La dysphasie est un trouble structurel, primaire et durable de l'apprentissage et du développement du langage oral.

Cette pathologie, trop peu connue, est assez fréquente, puisque l'on considère qu'elle touche sous une forme ou une autre 2% de la population soit plus d'un million de personnes en France.  

Elle se retrouve sur des enfants :

  • sans histoire médicale particulière,
  • ni déficit sensoriel même si l'enfant présente d'apparentes difficultés,
  • ni déficit intellectuel. L'enfant dysphasique peut ne pas trouver ses mots d'une manière dramatique, mais être parfaitement capable de résoudre une opération ou de résoudre des problèmes. Cet enfant est normalement intelligent mais présente un déficit circonscrit au domaine langagier,
  • ni trouble du comportement même si les enfants dysphasiques peuvent paraître agités peu attentifs, instables, agressifs…preuve d'un réel mal-être relationnel à une situation d'échec qui s'installe.
  • ni trouble de la relation. Les enfants dysphasiques cherchent le plus souvent à communiquer par tous les moyens à leur disposition, à l'inverse des enfants autistes par exemple. 

La dysphasie peut être plus ou moins sévère et se présenter sous des formes diverses : paroles indistinctes, troubles de la syntaxe, expressions par mots isolés, discours plus ou moins construit, manque du mot, compréhension partielle du langage oral… Parce que ne pas pouvoir être compris est très énervant et très décourageant, ces enfants se replient sur eux-mêmes ou secouent le camarade qui ne comprend pas. C'est ainsi qu'ils ont été rangés très longtemps à tort dans le rang des autistes.

Le langage de la personne dysphasique présente non pas des retards mais des caractères déviants et instables dans le temps. 

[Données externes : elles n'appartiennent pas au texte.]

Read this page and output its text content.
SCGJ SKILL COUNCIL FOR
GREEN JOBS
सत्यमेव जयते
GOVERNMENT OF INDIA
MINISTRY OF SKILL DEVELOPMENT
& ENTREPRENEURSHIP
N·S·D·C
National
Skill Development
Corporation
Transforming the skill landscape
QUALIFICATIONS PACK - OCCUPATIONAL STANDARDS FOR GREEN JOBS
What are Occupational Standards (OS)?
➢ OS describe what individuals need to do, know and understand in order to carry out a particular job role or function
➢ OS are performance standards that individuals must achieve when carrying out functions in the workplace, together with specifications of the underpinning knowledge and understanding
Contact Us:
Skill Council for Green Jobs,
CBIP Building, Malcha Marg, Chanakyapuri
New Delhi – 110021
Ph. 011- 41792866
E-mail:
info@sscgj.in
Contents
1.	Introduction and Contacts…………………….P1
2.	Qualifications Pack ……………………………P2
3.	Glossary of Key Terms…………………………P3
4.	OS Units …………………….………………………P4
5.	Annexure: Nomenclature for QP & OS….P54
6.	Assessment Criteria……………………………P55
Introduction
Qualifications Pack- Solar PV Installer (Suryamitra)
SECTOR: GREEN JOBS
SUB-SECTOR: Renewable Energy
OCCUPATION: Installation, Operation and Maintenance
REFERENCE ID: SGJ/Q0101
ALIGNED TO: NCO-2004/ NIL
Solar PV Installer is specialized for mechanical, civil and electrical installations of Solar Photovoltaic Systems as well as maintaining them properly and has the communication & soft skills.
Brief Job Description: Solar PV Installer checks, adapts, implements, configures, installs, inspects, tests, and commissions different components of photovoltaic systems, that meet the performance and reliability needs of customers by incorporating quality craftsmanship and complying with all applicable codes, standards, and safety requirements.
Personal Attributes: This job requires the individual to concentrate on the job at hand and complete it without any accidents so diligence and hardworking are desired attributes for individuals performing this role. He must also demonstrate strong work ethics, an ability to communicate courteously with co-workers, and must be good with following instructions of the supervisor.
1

Les difficultés observées dans les dysphasies

Elles portent sur des aspects complexes :

  • la réception c’est-à-dire de la compréhension du langage,
  • et/ou la programmation des sons de la langue puis de leur production,
  • et/ou la disponibilité des mots ou encore sur leur agencement syntaxique au sein de la phrase,
  • il ne parvient pas à expliquer des choses simples (troubles de l’informativité),
  • il produit des choses spontanément mais il ne sait plus les répéter ou les dire quand on les lui demande (dissociation automatico-volontaire). 

Ces enfants parlent mal, parlent tard, ont durablement, des difficultés d'expression orale. Ces domaines du langage peuvent être déficitaires ou préservés indépendamment les uns des autres. C'est pourquoi les enfants doivent faire l'objet d'un diagnostic précis permettant de poser les indications thérapeutiques. 

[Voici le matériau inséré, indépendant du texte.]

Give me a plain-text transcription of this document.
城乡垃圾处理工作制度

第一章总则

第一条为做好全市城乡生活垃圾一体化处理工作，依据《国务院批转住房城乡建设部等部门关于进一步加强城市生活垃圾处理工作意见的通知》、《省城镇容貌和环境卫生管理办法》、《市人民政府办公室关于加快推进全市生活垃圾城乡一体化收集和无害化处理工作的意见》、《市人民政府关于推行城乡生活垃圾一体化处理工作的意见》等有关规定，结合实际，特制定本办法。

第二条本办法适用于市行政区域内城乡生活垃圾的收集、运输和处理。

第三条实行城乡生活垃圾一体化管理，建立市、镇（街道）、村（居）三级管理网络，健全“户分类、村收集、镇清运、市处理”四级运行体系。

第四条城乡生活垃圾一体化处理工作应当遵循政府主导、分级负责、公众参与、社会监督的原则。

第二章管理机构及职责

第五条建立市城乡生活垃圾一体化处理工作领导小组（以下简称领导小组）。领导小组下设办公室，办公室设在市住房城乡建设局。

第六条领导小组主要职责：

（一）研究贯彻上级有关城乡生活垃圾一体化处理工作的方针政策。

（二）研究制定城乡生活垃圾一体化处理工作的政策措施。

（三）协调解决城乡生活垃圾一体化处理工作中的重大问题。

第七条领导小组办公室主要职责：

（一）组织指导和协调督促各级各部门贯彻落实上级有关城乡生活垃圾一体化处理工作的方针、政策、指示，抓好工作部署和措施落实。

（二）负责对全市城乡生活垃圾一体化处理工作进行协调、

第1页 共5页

D'autre part, le langage écrit est souvent d'acquisition problématique. Et donc, parce que le langage est l'outil privilégié de la transmission du savoir à l'école, les troubles ont un retentissement constant sur les apprentissages scolaires classiques. 

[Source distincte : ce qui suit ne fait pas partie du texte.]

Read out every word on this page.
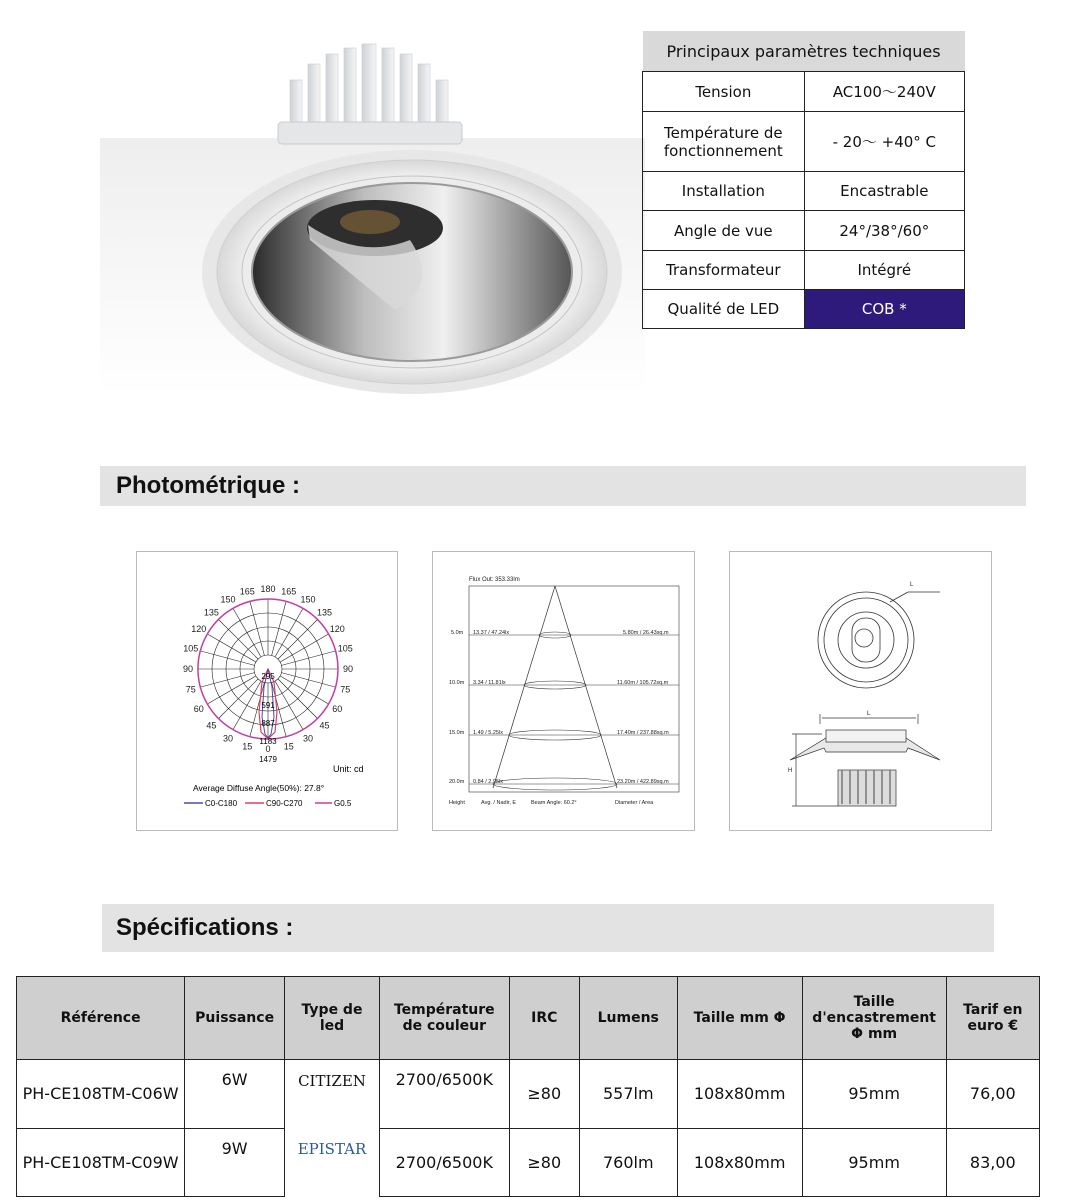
Principaux paramètres techniques	
Tension	AC100～240V
Température de fonctionnement	- 20～ +40° C
Installation	Encastrable
Angle de vue	24°/38°/60°
Transformateur	Intégré
Qualité de LED	COB *
Photométrique :
180
165	165
150	150
135	135
120	120
105	105
90	90
75	75
60	60
45	45
30	30
15	15
0
295
591
887
1183
1479
Unit: cd
Average Diffuse Angle(50%): 27.8°
C0-C180	C90-C270	G0.5
Flux Out: 353.33lm
5.0m 13.37 / 47.24lx	5.80m / 26.43sq.m
10.0m 3.34 / 11.81lx	11.60m / 105.72sq.m
15.0m 1.49 / 5.25lx	17.40m / 237.88sq.m
20.0m 0.84 / 2.95lx	23.20m / 422.89sq.m
Height	Avg. / Nadir, E	Beam Angle: 60.2°	Diameter / Area
L
L
H
Spécifications :
Référence	Puissance	Type de led	Température de couleur	IRC	Lumens	Taille mm Φ	Taille d'encastrement Φ mm	Tarif en euro €
PH-CE108TM-C06W	6W	CITIZEN	2700/6500K	≥80	557lm	108x80mm	95mm	76,00
PH-CE108TM-C09W	9W	EPISTAR	2700/6500K	≥80	760lm	108x80mm	95mm	83,00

Dans d'autres domaines pourtant, ils se développent bien, même si, fréquemment, les difficultés langagières s'accompagnent d'un retard psychomoteur ou/et graphique.

Ils organisent un langage qui peut suffire dans la vie quotidienne mais conservent, le plus souvent, des difficultés de langage.

Le langage est fait de morceaux, d'approximations, de segments traités sans souplesse comme des agglomérats, des blocs figés. 

Les différentes classifications de la dysphasie

  • La classification de l'OMS - CIM 10
    "Troubles spécifiques du développement du langage et de la parole"
  • La classification du DSM IV
    "Déficiences du langage et de la parole"
  • La classification Misès
    "Troubles des fonctions instrumentales"
  • La réforme du guide barème (décret du 4.11.93)
    "Les déficiences du langage et de la parole"
  • Nomenclature des déficiences - BO-EN A 1260 N°8 du 23.02.89
    "Déficience de l'apprentissage du langage écrit ou parlé"
     

Les différents types de dysphasie 

1/ La dysphasie de type phonologique-syntaxique :

  • une hypospontanéité.
  • un trouble phonologique. Mots inintelligibles. Ces troubles se différencient de ceux des "retards simples" de la parole. En effet, ces derniers sont plutôt caractérisés par des simplifications, alors que les déformations faites par les enfants dysphasiques tendent vers des complexifications (leurs énoncés se complexifient).
  • parfois une dissociation automatico-volontaire. Lorsque, par exemple, la formulation d'un son est incorrecte en situation dirigée, mais est correcte en spontanée.
  • des troubles praxiques oro-faciaux. Ils sont caractérisés par des difficultés à produire des sons verbaux, mais aussi à produire des gestes et leurs enchaînements. A ne pas confondre avec la dyspraxie oro faciale.
  • un trouble de l'encodage syntaxique. Il réside dans la difficulté à associer des mots alors qu'ils ont une bonne conscience de la syntaxe. Ces enfants sont très souvent "agrammatiques" (style télégraphique).
  • un vocabulaire restreint mais accessible. Il est lié à la sous-utilisation du langage et à leur difficulté conceptuelle.
  • une compréhension peu perturbée. Elle ne doit pas être négligée. En effet, ces enfants ont pris l'habitude de comprendre beaucoup par le contexte. Leur niveau de compréhension est lié à la restriction de leur vocabulaire, un problème de mémoire verbale immédiate, des difficultés conceptuelles.
  • une bonne "pragmatique" du langage. Le langage est informatif. Ce qu'ils disent à minima n'est pas déviant. Ils pallient par la mimique gestuelle ou faciale. 

Signes d'alerte :

Ils restent souvent inintelligibles jusqu'à l'âge d'au moins 7/8 ans. Ils ont des difficultés avec l'implicite. Ils utilisent un mot pour un autre (par association d'idée, par exemple). Ils ont aussi du mal avec l'humour qu'ils ne saisissent pas. Les difficultés de compréhension et de préhension du monde qui les entoure interrogent les parents. En situation scolaire, ils butent sur la compréhension de texte, même une fois oralisé, qui semble pourtant simple. Ils rencontrent souvent des difficultés massives sur le plan scolaire qui persistent dans le temps. Leur expression écrite reste limitée. A l'âge adulte, l'articulation est marquée, la syntaxe est simple, les difficultés orthographiques persistent. Il ne faudra pas perdre de vue leurs difficultés à comprendre le langage élaboré (les publicités, les jeux de mots, les titres de journaux, les notions abstraites). 

 

2/ La dysphasie de type production phonologique : difficultés essentiellement expressives.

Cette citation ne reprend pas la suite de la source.